Among US priorities in Iraq, Bush listed “finding leaders of the old regime who will be held to account” and searching for weapons of mass destruction.
On a second US war front, defence secretary Donald Rumsfeld said in Kabul yesterday that most of Afghanistan was now secure and US-led forces had moved from major combat operations to a period of stabilisation and reconstruction.
Bush’s theatrical arrival on the aircraft carrier provided the White House with some powerful ammunition for the president’s re-election in 2004.
In San Diego, he exchanged his Air Force One jumbo jet for a small plane dubbed Navy 1 for a short hop that ended in a cable-assisted landing on the Lincoln’s deck. Bush emerged with a swagger and a broad smile, tucked his helmet under his arm and mingled with F-18 pilots and sailors on the flight deck.
“Yes, I flew it ... just steered straight,” Bush, a former pilot in the Texas Air National Guard, told reporters. “Of course I liked it.”

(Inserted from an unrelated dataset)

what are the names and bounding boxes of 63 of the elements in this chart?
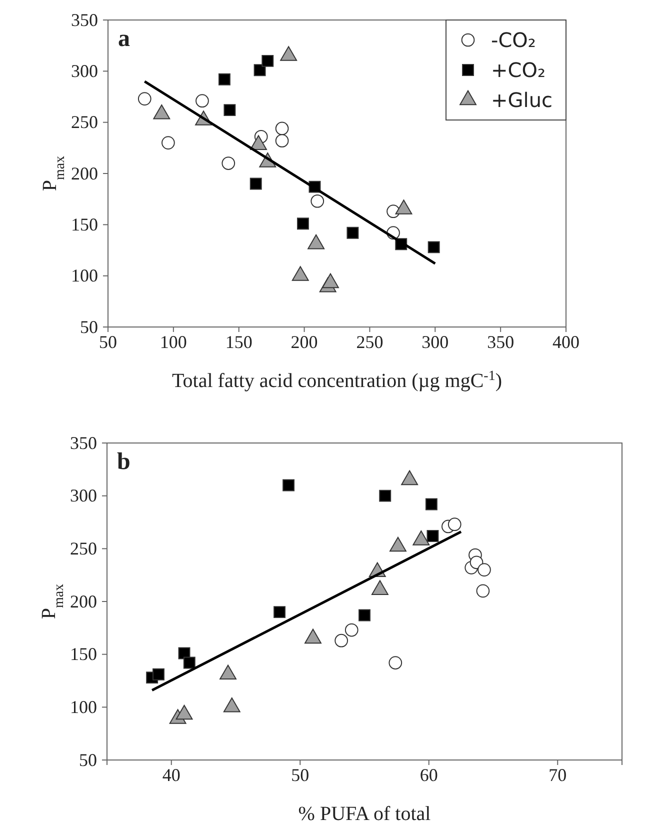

In his speech, Bush came close to declaring all out victory but officials said his address was not meant to be a formal end to hostilities.
In London, US defence secretary Donald Rumsfeld said fighting in Iraq was far from over and the war against terrorism is still on despite US success in Iraq. “It would be a terrible mistake to think that Iraq is a fully secure, fully pacified environment. It is not, it is dangerous,” he said.